The graph is all vague and VC touchy-feely. If you re-label the axes revenue (which he discounts) and cost, you get something that the entrepreneur can use. Exponential or even quadratic growth is impossible over the long run. Linear growth in revenue where the slope is > 1 is the recipe for success. If you convert the graph to $ vs time, you see how long you have to hold on.


I think VCs in general will be backing less companies in the next year or two. Part of this may be that limited partners who have pledged a certain amount of investment capital will be trying to delay VC funding rounds until the economy stabilizes. Other has to do with the fact that there was a drastic reduction in IPO and M&A activity in 2008. In 2007, there were 86 venture-backed IPOs. In 2008, there were only 6, and 5 of those were in Q1 2008. On the M&A side, there were 360 venture-backed M&As in 2007. In 2008, there were 260. So in other words, VCs aren't getting their money back.

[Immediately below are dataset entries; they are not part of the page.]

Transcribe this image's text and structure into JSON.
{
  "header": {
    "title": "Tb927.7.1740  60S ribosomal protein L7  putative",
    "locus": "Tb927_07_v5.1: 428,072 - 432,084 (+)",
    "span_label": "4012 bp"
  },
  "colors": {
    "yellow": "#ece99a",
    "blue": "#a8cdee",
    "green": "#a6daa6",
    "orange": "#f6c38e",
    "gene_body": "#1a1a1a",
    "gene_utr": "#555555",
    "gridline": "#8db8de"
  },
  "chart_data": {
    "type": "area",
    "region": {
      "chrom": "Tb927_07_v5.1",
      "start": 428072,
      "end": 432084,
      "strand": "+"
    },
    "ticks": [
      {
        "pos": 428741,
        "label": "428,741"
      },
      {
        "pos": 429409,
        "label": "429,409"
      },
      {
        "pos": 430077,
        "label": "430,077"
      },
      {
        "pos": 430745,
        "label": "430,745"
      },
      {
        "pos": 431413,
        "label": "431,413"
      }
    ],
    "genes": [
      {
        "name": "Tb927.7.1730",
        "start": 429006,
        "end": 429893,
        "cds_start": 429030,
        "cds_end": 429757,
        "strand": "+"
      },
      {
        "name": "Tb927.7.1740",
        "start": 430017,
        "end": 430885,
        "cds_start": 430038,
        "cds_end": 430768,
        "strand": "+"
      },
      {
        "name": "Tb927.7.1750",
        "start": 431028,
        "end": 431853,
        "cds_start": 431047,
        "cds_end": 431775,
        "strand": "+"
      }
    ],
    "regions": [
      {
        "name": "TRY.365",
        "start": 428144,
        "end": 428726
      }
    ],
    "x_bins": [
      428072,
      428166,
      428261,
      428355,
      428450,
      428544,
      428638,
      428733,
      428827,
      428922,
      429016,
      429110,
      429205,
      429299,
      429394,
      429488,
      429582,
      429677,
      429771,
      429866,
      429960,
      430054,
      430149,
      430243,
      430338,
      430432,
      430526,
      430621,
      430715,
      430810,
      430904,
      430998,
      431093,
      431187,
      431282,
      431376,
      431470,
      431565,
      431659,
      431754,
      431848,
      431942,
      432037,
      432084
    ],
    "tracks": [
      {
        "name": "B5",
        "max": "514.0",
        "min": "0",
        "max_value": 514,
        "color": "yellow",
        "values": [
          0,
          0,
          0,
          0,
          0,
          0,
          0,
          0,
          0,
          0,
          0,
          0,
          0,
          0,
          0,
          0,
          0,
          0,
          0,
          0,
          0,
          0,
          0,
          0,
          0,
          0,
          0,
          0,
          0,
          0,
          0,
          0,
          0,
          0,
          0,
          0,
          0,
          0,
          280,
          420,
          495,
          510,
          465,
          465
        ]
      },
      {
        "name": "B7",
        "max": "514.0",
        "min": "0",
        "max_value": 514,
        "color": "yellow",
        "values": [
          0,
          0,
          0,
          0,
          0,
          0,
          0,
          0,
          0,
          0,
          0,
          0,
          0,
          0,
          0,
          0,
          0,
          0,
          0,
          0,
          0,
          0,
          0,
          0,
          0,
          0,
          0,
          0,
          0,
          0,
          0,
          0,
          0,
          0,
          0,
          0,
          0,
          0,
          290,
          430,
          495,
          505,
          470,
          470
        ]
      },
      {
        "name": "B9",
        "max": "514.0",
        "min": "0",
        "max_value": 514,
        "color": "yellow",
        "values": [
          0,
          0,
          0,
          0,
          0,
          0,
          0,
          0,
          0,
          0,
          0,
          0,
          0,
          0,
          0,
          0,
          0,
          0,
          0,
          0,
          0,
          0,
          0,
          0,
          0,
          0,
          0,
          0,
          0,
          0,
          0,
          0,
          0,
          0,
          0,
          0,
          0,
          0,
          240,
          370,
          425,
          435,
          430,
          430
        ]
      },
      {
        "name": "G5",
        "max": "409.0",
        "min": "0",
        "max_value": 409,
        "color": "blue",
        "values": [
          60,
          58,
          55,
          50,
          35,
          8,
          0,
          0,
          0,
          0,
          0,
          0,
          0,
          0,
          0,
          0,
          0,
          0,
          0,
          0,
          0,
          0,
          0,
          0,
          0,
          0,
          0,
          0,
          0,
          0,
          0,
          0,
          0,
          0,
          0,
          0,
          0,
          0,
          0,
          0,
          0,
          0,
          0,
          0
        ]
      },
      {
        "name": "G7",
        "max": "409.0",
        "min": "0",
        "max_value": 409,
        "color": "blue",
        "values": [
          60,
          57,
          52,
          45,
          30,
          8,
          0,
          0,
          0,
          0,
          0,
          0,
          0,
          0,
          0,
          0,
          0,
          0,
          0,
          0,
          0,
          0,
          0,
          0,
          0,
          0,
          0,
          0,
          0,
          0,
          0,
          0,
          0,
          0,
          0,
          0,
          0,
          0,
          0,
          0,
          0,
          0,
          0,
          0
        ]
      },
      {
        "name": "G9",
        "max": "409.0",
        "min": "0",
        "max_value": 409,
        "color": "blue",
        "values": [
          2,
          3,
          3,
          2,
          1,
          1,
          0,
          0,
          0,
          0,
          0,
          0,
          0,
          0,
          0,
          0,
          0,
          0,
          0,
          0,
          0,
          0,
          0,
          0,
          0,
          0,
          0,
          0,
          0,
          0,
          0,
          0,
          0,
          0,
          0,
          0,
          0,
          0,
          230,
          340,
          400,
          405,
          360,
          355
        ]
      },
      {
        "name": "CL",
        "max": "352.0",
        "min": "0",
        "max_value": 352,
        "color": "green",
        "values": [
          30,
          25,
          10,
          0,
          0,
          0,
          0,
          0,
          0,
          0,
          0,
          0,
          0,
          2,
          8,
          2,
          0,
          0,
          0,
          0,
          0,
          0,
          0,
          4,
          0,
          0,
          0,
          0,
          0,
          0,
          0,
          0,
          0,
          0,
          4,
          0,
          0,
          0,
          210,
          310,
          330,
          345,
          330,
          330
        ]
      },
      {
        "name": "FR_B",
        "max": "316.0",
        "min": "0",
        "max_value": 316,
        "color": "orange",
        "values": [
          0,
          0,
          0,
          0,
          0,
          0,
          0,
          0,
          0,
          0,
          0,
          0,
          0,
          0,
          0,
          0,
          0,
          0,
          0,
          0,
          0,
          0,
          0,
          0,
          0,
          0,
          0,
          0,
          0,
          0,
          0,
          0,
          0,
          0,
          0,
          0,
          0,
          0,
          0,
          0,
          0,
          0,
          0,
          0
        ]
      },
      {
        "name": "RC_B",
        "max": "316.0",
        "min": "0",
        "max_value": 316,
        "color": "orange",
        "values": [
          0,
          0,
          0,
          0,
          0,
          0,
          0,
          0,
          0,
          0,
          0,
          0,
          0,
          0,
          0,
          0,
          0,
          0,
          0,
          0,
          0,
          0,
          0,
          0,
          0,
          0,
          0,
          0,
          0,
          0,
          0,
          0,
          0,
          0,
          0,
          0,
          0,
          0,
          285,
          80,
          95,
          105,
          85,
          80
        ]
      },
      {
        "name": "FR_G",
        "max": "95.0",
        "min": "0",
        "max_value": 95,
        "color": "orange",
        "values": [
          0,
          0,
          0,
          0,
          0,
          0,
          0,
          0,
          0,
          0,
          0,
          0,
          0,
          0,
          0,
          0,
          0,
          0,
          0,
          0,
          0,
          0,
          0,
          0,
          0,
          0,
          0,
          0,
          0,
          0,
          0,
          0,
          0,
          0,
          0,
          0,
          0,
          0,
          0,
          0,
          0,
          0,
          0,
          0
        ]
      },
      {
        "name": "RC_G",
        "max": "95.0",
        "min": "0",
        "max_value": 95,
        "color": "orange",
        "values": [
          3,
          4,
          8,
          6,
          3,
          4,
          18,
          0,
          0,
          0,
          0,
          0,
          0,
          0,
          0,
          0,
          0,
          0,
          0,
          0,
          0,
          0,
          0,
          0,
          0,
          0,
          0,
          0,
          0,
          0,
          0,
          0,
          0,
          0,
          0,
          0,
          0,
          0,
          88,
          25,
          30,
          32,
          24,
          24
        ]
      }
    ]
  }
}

Out of the less number of companies being backed, I guess by this article's argument, these "exponential growth" companies are more likely to be funded. But isn't that obvious? If you were going to invest your money, would you invest in a company that "grows slowly" or a company that "grows really fast"? I guess it's safe to say: don't try to start a venture-backed service company...


Build/Make/Do it once, sell it many times. However, fixed costs (non continuous function) increase as customers increse in numbers. Consumer products have variable costs ($/unit) and a non continuous function for fixed costs too. At full capacity you have to build more physical capacity (investment + fixed costs) in order to supply more customers.

So trying to find out what this Mark is talking about, you can think the value added as a function that is trying to scape toward the infinite (in the y-axis). Web based services has no variable cost (or this is tiny) so value added is pulling down only by fixed cost, which at some point jump to other value (we have to increase capacity to continue serving current and new customers!). It seems that web-based services value added function can reach farther points. This makes sense on a paper but real business is harder.


There a lot of people chasing the kind of opportunities that he advocates: ones that have strongly superlinear scaling. That kind of investment comes with a possibility of an explosive gain, but there are many opportunities out there that are profitable but don't grow quite as dramatically. If investors didn't put money into them, they'd be (i) leaving money on the table and (ii) impoverishing the development of a wide range of goods and services that people want and need.